Failure is the blind spot of the science of science. That’s because most failed experiments goes unpublished. There’s been some interesting studies however, arriving at quite counter-intuitive results.

For example, one study looked at junior scientists whose proposals to the NIH fell just above and just below the funding cutoff. Comparing these “near-misses” with “narrow-wins” two things become apparent.

First of all there was more than a ten percent chance that the rejects would disappear entirely from science. Yet most surprisingly, the data also indicated that the near-miss individuals who kept working as scientist systematically outperformed the near-winners in the long run. Failing early, hence, seems to be an indicator of high impact in the long run.

The status of a certain paper—and by extension of its author/s—is deemed by three factors: how soon it starts getting attention from the rest of the community; how long it remains relevant/cited, and its relative fitness, as measured in total number of citations.

The first two of those factors fade away when we’re looking to measure the “ultimate impact” of a paper, meaning how important it’s going to be to science over its entire lifetime. And not only that; when zooming out like this it also becomes apparent that it doesn’t matter whether the paper was published in a high status journal or not.

Just as we shouldn’t judge a book by its cover, we also shouldn’t judge a paper by its journal.

There’s a whole field within the field which explores alternative ways of measuring scientific impact.

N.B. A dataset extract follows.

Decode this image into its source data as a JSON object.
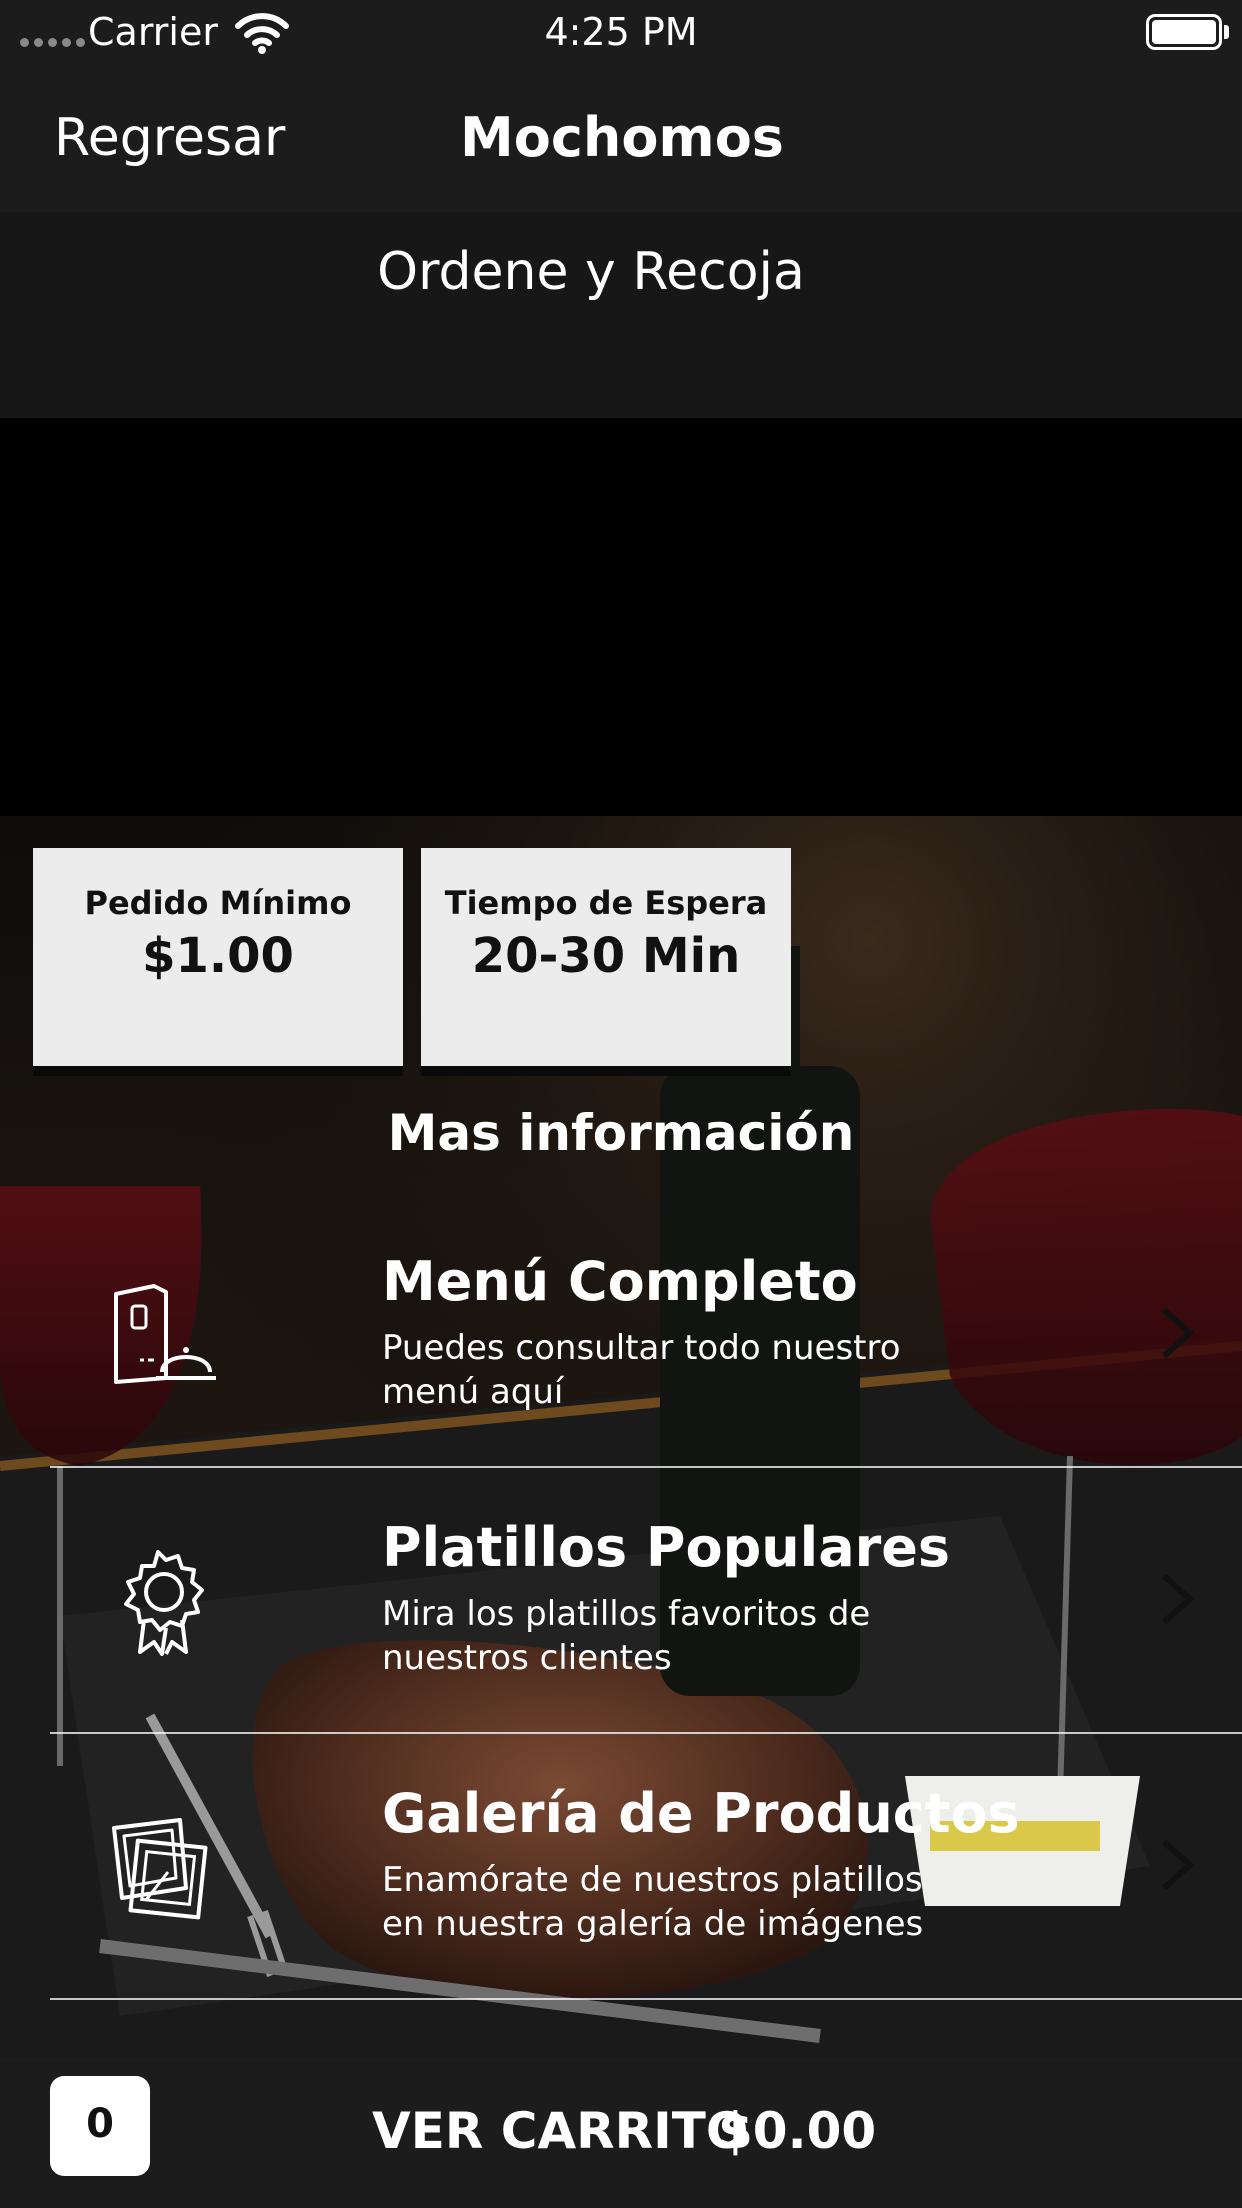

The blanket term is “alt-metric”.

Alt-metric ranges from counting page views and shares on social media (which turns out to have a very weak correlation with scientific impact), to looking at patents in relation to scientific breakthroughs, which carries some interesting information. A patent with 14 citations is likely to be one hundred times more valuable than a patent with eight citations.

Lastly a note on another one of science-of-science’s blind spots. The discipline relies heavily on methodologies that have been developed within micro-economics over the last three decades. These methods have led to what’s known in that discipline as the Credibility Revolution, and they essentially boil down to two things: formulating assumptions that can be verified in double blind studies, and working with so called “natural experiments”. (Anyone who’s read the classic Thinking Fast and Slow knows what we’re talking about.)

Greater certainty comes at a price however; answers whose causal relationship can be well identified tend to cover a narrower range of topics. Or otherwise put: there’s an inescapable tension between certainty and generalizability. This has led to a growing consensus within the field of economics that many of the big questions in society – like the impact of global warming – cannot be answered by super-reliable techniques.

What that means for the science of science, moving forward, is that we’ll need to embrace methodological pluralism.